Density functional Bogoliubov-de Gennes calculations for a topological superconductor

The possibility to combine topological electronic band structures and superconductivity (SC) opens new pathways towards engineering exotic quantum matter. Proximity induced superconductivity in the topological surface state of topological insulators (TIs) offers the possibility to realize a chiral p-wave superconductor. Such a superconductor is an exotic state of matter which supports non-Abelian anyons and is of great interest for Majorana-based quantum computing applications [1]. Material-specific insights into the microscopic details of such superconductor/TI interfaces are of great interest and an indispensable ingredient in the challenging materials optimization problem.

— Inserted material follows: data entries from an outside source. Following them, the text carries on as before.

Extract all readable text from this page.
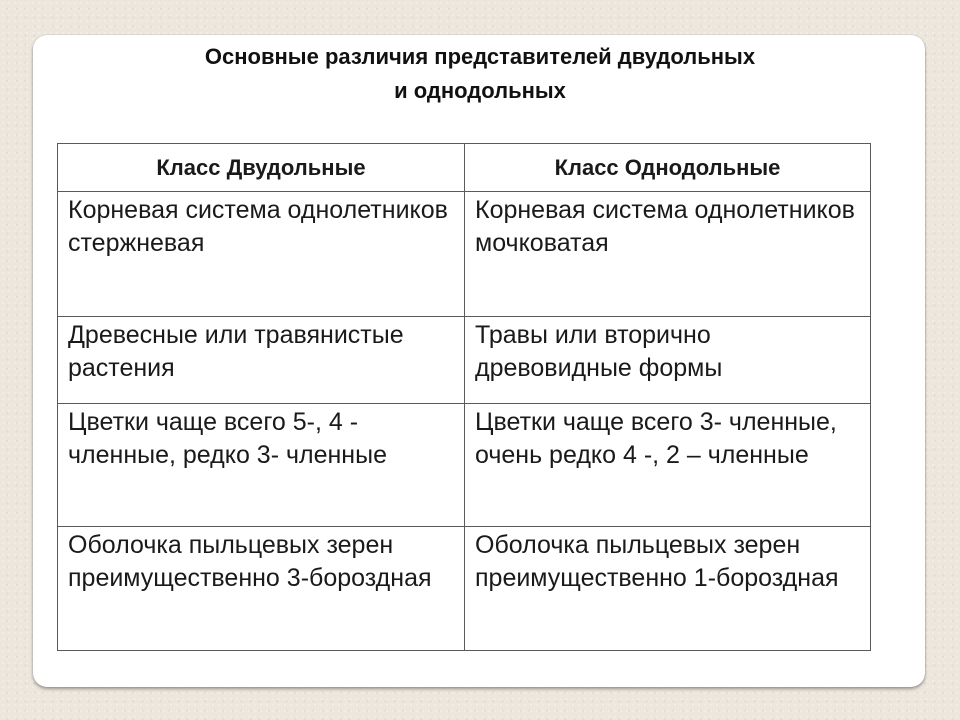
Основные различия представителей двудольных
и однодольных
Класс Двудольные	Класс Однодольные
Корневая система однолетников стержневая	Корневая система однолетников мочковатая
Древесные или травянистые растения	Травы или вторично древовидные формы
Цветки чаще всего 5-, 4 - членные, редко 3- членные	Цветки чаще всего 3- членные, очень редко 4 -, 2 – членные
Оболочка пыльцевых зерен преимущественно 3-бороздная	Оболочка пыльцевых зерен преимущественно 1-бороздная
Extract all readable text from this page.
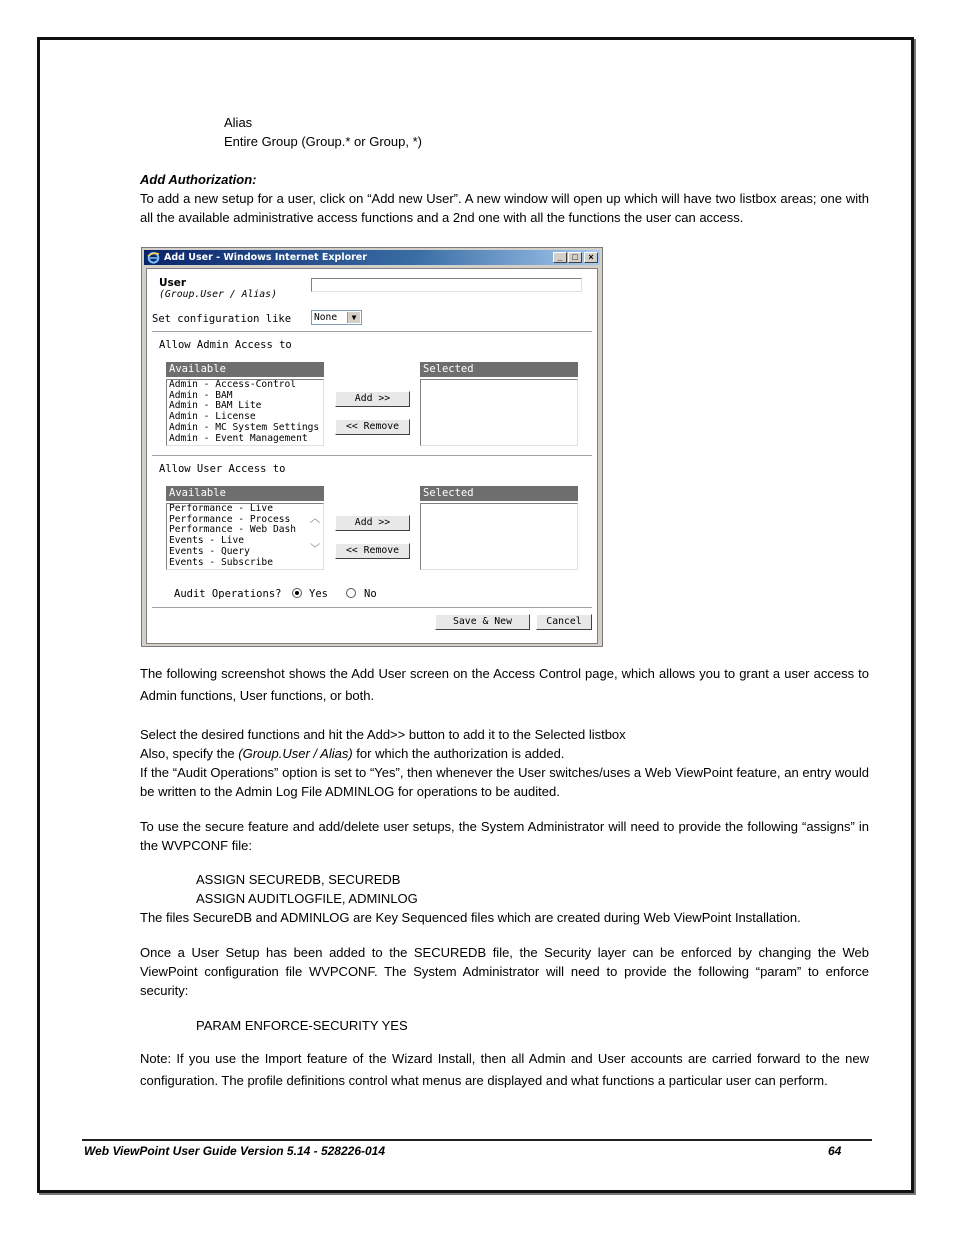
Alias
Entire Group (Group.* or Group, *)
Add Authorization:
To add a new setup for a user, click on “Add new User”. A new window will open up which will have two listbox areas; one with all the available administrative access functions and a 2nd one with all the functions the user can access.
Add User - Windows Internet Explorer	_	□	×
User
(Group.User / Alias)
Set configuration like	None	▼
Allow Admin Access to
Available
Admin - Access-Control
Admin - BAM
Admin - BAM Lite
Admin - License
Admin - MC System Settings
Admin - Event Management
Add >>
<< Remove
Selected
Allow User Access to
Available
Performance - Live
Performance - Process
Performance - Web Dash
Events - Live
Events - Query
Events - Subscribe
︿
﹀
Add >>
<< Remove
Selected
Audit Operations?	Yes	No
Save & New	Cancel
The following screenshot shows the Add User screen on the Access Control page, which allows you to grant a user access to Admin functions, User functions, or both.
Select the desired functions and hit the Add>> button to add it to the Selected listbox
Also, specify the (Group.User / Alias) for which the authorization is added.
If the “Audit Operations” option is set to “Yes”, then whenever the User switches/uses a Web ViewPoint feature, an entry would be written to the Admin Log File ADMINLOG for operations to be audited.
To use the secure feature and add/delete user setups, the System Administrator will need to provide the following “assigns” in the WVPCONF file:
ASSIGN SECUREDB, SECUREDB
ASSIGN AUDITLOGFILE, ADMINLOG
The files SecureDB and ADMINLOG are Key Sequenced files which are created during Web ViewPoint Installation.
Once a User Setup has been added to the SECUREDB file, the Security layer can be enforced by changing the Web ViewPoint configuration file WVPCONF. The System Administrator will need to provide the following “param” to enforce security:
PARAM ENFORCE-SECURITY YES
Note: If you use the Import feature of the Wizard Install, then all Admin and User accounts are carried forward to the new configuration. The profile definitions control what menus are displayed and what functions a particular user can perform.
Web ViewPoint User Guide Version 5.14 - 528226-014	64
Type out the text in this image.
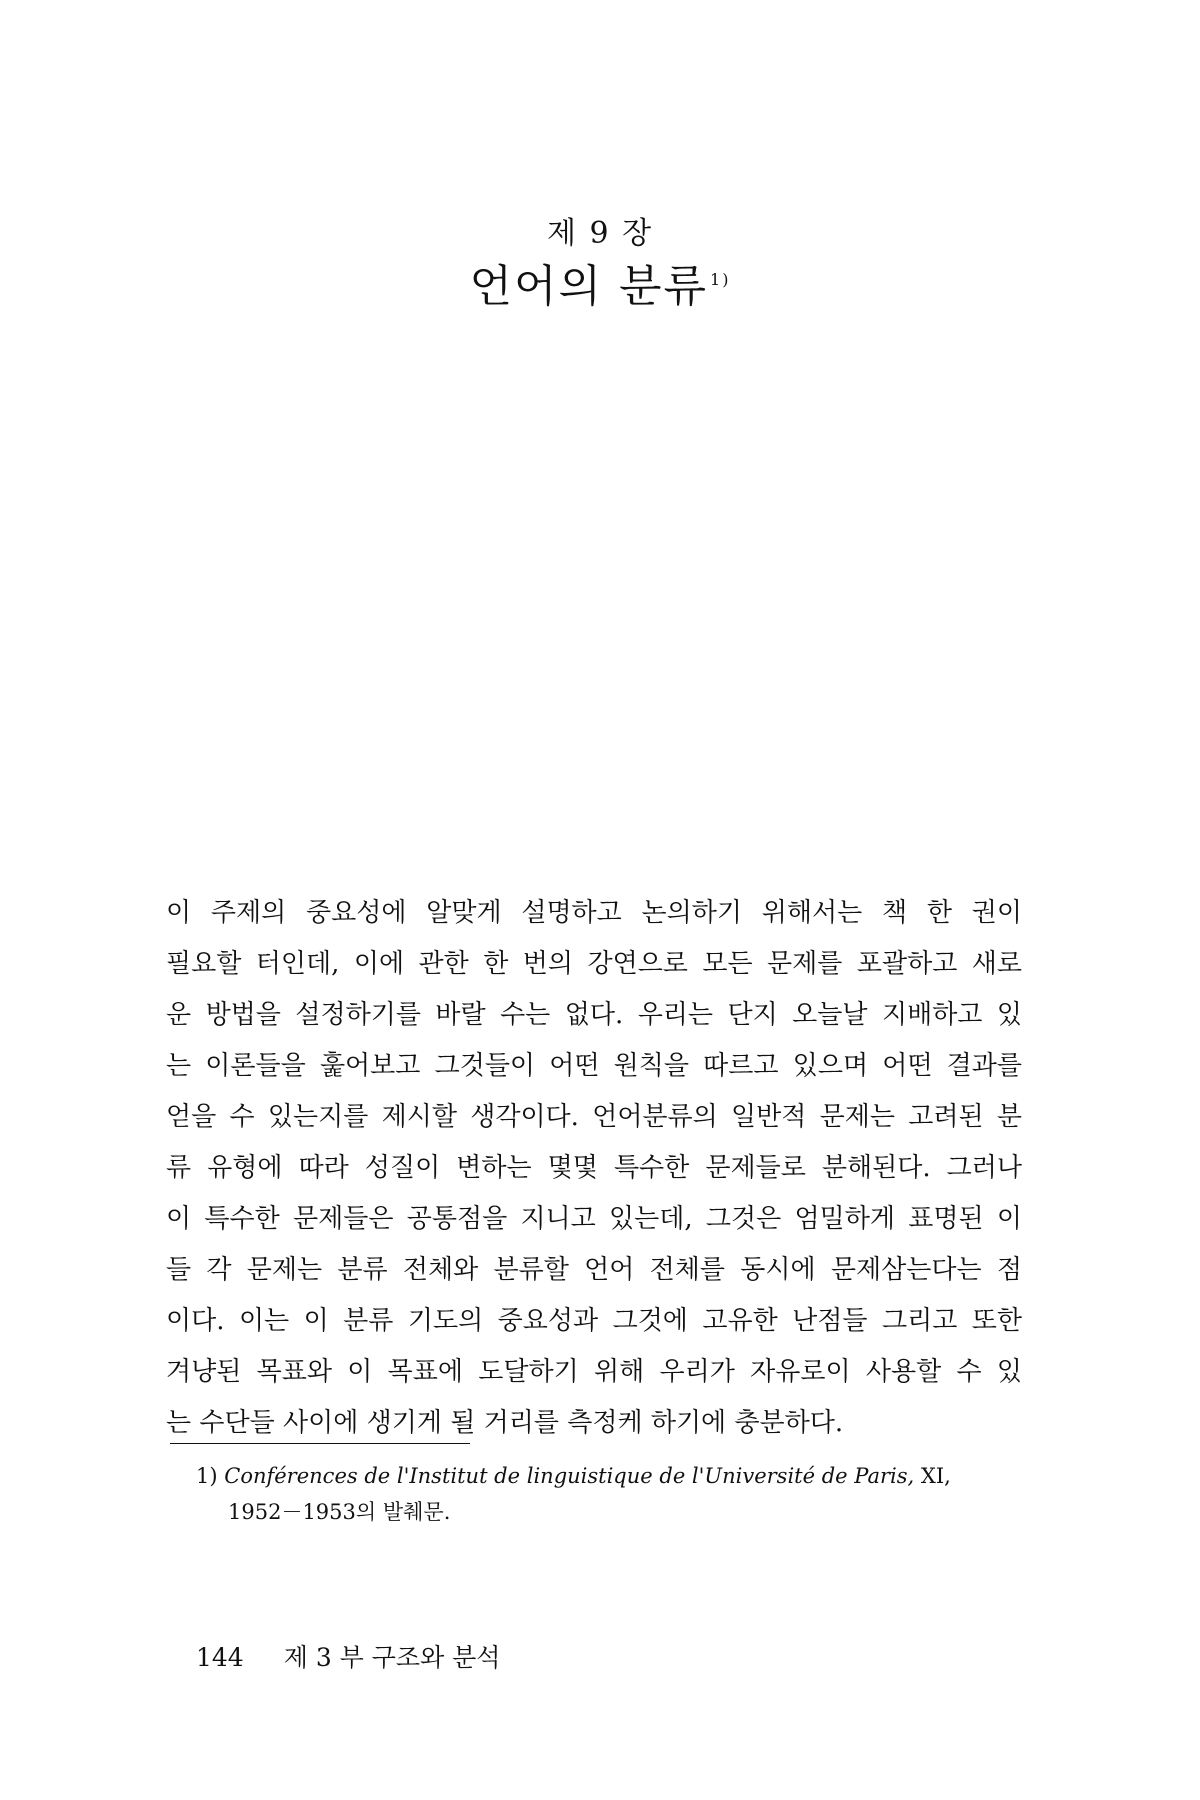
제 9 장
언어의 분류 $^{1)}$
이 주제의 중요성에 알맞게 설명하고 논의하기 위해서는 책 한 권이
필요할 터인데, 이에 관한 한 번의 강연으로 모든 문제를 포괄하고 새로
운 방법을 설정하기를 바랄 수는 없다. 우리는 단지 오늘날 지배하고 있
는 이론들을 훑어보고 그것들이 어떤 원칙을 따르고 있으며 어떤 결과를
얻을 수 있는지를 제시할 생각이다. 언어분류의 일반적 문제는 고려된 분
류 유형에 따라 성질이 변하는 몇몇 특수한 문제들로 분해된다. 그러나
이 특수한 문제들은 공통점을 지니고 있는데, 그것은 엄밀하게 표명된 이
들 각 문제는 분류 전체와 분류할 언어 전체를 동시에 문제삼는다는 점
이다. 이는 이 분류 기도의 중요성과 그것에 고유한 난점들 그리고 또한
겨냥된 목표와 이 목표에 도달하기 위해 우리가 자유로이 사용할 수 있
는 수단들 사이에 생기게 될 거리를 측정케 하기에 충분하다.
1) Conférences de l'Institut de linguistique de l'Université de Paris, XI,
1952－1953의 발췌문.
144 제 3 부 구조와 분석
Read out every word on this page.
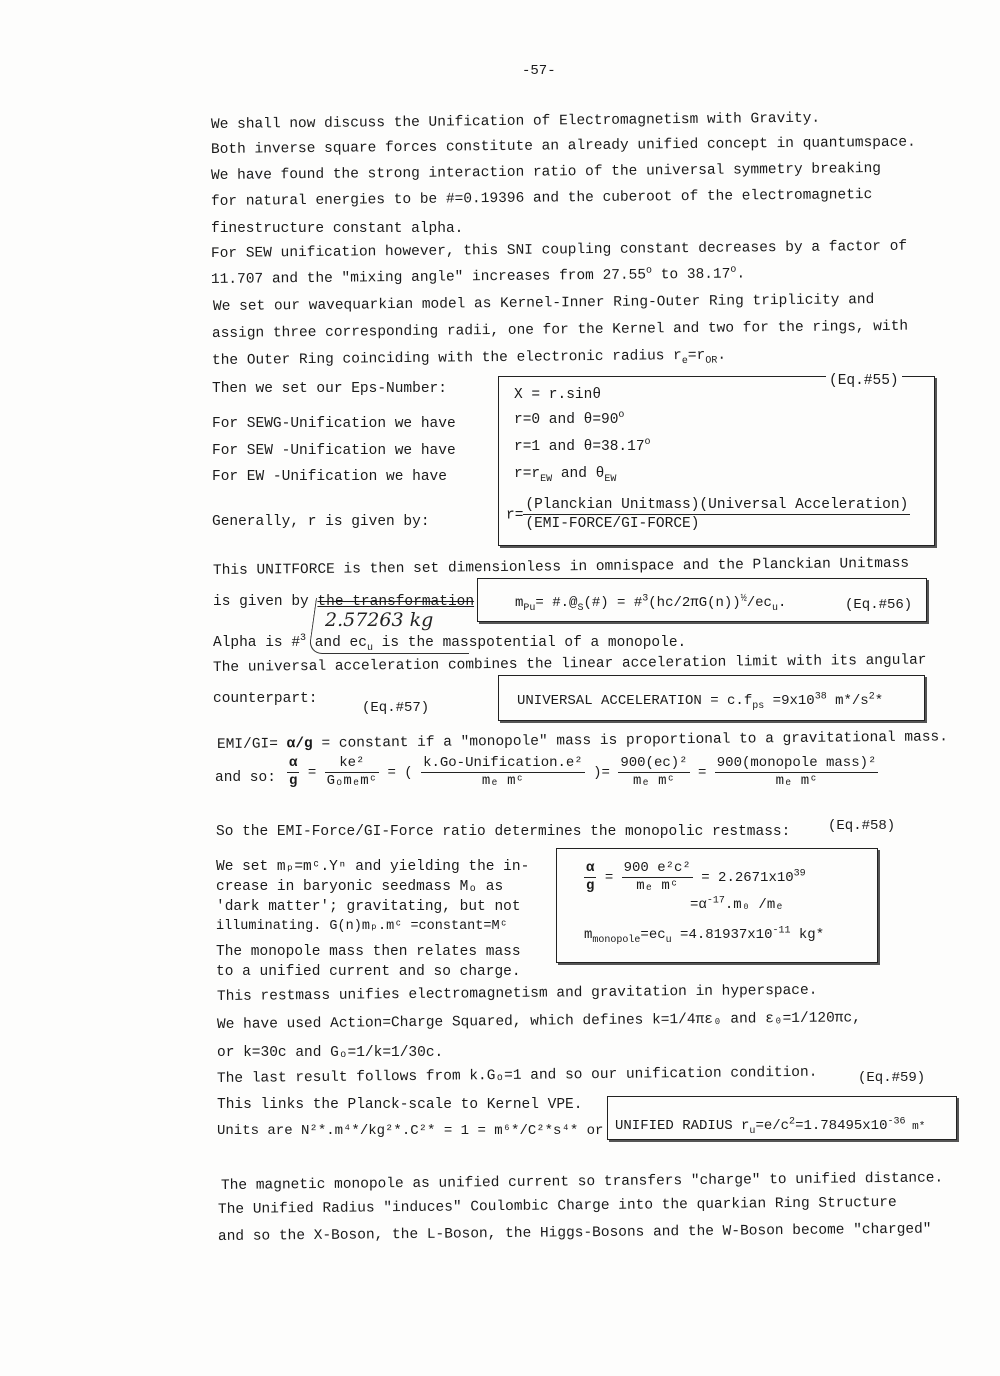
-57-
We shall now discuss the Unification of Electromagnetism with Gravity.
Both inverse square forces constitute an already unified concept in quantumspace.
We have found the strong interaction ratio of the universal symmetry breaking
for natural energies to be #=0.19396 and the cuberoot of the electromagnetic
finestructure constant alpha.
For SEW unification however, this SNI coupling constant decreases by a factor of
11.707 and the "mixing angle" increases from 27.55$^o$ to 38.17$^o$.
We set our wavequarkian model as Kernel-Inner Ring-Outer Ring triplicity and
assign three corresponding radii, one for the Kernel and two for the rings, with
the Outer Ring coinciding with the electronic radius $r_e=r_{OR}$.
Then we set our Eps-Number:
For SEWG-Unification we have
For SEW -Unification we have
For EW -Unification we have
Generally, r is given by:
(Eq.#55)
X = r.sinθ
r=0 and $\theta=90^o$
r=1 and $\theta=38.17^o$
$r=r_{EW}$ and $\theta_{EW}$
$r= \frac{\text{(Planckian Unitmass)(Universal Acceleration)}}{\text{(EMI-FORCE/GI-FORCE)}}$
This UNITFORCE is then set dimensionless in omnispace and the Planckian Unitmass
is given by the transformation
2.57263 kg
$m_{Pu}=$ $\#.@_S(\#)$ = $\#^3(hc/2\pi G(n))^{\frac{1}{2}}/ec_u$.	(Eq.#56)
Alpha is #$^3$ and $ec_u$ is the masspotential of a monopole.
The universal acceleration combines the linear acceleration limit with its angular
counterpart:
(Eq.#57)	UNIVERSAL ACCELERATION = $c.f_{ps} =9x10^{38}$ $m*/s^2*$
EMI/GI= α/ɡ = constant if a "monopole" mass is proportional to a gravitational mass.
and so: $\frac{\alpha}{\text{ɡ}} = \frac{\text{ke²}}{\text{Gₒmₑmᶜ}}$ = ( $\frac{\text{k.Go-Unification.e²}}{\text{mₑ mᶜ}}$ )= $\frac{\text{900(ec)²}}{\text{mₑ mᶜ}} = \frac{\text{900(monopole mass)²}}{\text{mₑ mᶜ}}$
So the EMI-Force/GI-Force ratio determines the monopolic restmass:	(Eq.#58)
We set mₚ=mᶜ.Yⁿ and yielding the in-
crease in baryonic seedmass Mₒ as
'dark matter'; gravitating, but not
illuminating. G(n)mₚ.mᶜ =constant=Mᶜ
The monopole mass then relates mass
to a unified current and so charge.
$\frac{\alpha}{\text{ɡ}} = \frac{\text{900 e²c²}}{\text{mₑ mᶜ}} = 2.2671x10^{39}$
$=\alpha^{-17}.m_0$ /mₑ
$m_{monopole}=ec_u =4.81937x10^{-11}$ kg*
This restmass unifies electromagnetism and gravitation in hyperspace.
We have used Action=Charge Squared, which defines k=1/4πε₀ and ε₀=1/120πc,
or k=30c and Gₒ=1/k=1/30c.
The last result follows from k.Gₒ=1 and so our unification condition.	(Eq.#59)
This links the Planck-scale to Kernel VPE.
Units are N²*.m⁴*/kg²*.C²* = 1 = m⁶*/C²*s⁴* or UNIFIED RADIUS $r_u=e/c^2=1.78495x10^{-36}$ m*
The magnetic monopole as unified current so transfers "charge" to unified distance.
The Unified Radius "induces" Coulombic Charge into the quarkian Ring Structure
and so the X-Boson, the L-Boson, the Higgs-Bosons and the W-Boson become "charged"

Here we first introduce the recent Bogoliubov de-Gennes (BdG) extension to the all electron full potential relativistic Korringa-Kohn-Rostoker (KKR) Green function code JuKKR [2,3]. This KKR-BdG method allows a description of inhomogeneous superconductors on the basis of density functional theory. We apply this method to the s-wave superconductor Nb and study its 110 surface [2]. We then turn to the investigation of the proximity effect in Nb/TI interfaces and discuss the induced superconductivity in the topological surface state of this SC/TI heterostructure.

[1] Masatoshi Sato and Yoichi Ando 2017 Rep. Prog. Phys. 80 076501 

[2] Philipp Rüßmann and Stefan Blügel, Density functional Bogoliubov-de Gennes analysis of superconducting Nb and Nb(110) surfaces. arXiv:2110.01713 (2021)

[3] https://jukkr.fz-juelich.de